Sunday, November 28

COVID-19: WHO maintains a global emergency in the face of the pandemic



The Emergency Committee of the World Health Organization (WHO) for COVID-19 has concluded in its last meeting that the pandemic is still “far from its end”, which is why it has chosen to maintain the international emergency against the coronavirus , declared on January 30, 2020.

As reported by the WHO today, the ninth meeting of the expert committee, which is convened every three months to analyze the future of the health crisis, unanimously agreed that the coronavirus continues to have the potential to be transmitted internationally and still requires a global responsel.

The persistence of the international alert implies the need for all States to continue implementing responses to COVID-19, which include measures of physical distance, vaccination, rapid diagnosis and treatments, the committee said in a statement.

He also reiterated the appeal made in recent months by the Director-General of WHO, Tedros Adhanom Ghebreyesus, so that 40% of the population of all countries is vaccinated before the end of 2021, a rate that many developing economies are still far from reaching.
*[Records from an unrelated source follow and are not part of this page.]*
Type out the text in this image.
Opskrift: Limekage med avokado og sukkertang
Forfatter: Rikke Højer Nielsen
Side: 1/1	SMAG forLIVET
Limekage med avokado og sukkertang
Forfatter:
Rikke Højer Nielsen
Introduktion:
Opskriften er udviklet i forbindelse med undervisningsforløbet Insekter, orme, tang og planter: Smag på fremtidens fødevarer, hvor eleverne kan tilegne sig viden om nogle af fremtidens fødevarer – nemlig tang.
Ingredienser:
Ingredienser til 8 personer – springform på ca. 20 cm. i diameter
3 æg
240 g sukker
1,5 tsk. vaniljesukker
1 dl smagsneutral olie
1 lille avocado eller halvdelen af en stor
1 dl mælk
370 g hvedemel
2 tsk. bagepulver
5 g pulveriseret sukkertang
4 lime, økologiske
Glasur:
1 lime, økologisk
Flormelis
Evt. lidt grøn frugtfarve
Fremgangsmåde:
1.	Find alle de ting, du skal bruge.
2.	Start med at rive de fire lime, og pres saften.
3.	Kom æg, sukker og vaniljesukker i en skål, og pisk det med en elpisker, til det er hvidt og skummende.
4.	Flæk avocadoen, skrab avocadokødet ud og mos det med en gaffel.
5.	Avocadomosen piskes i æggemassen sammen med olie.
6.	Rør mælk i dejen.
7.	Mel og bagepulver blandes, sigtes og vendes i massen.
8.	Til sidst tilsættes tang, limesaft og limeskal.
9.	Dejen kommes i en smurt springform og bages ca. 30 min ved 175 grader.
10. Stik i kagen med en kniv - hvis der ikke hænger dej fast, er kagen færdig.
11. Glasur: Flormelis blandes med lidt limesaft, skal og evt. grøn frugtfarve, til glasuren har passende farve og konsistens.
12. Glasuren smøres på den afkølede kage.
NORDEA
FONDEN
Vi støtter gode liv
In this sense, the committee, made up of 19 experts and chaired by Frenchman Didier Houssin, expressed concern about the difficulties in responding to the pandemic facing Africa, despite being officially the region with the fewest cases on the planet (six million, out of a global total of 243 million).

The committee reiterated its call for countries to analyze the possible risks of transmission in large mass events and on international travel., although it recommended that proof of vaccination is not the only possible way for a traveler to travel to another country.

The pandemic has caused almost five million deaths in twenty-two months, and although in the last two months there has been a general decrease in cases and deaths worldwide, everything indicates that this week there will be an increase in both indicators, mainly due to the rebound of contagions in Europe.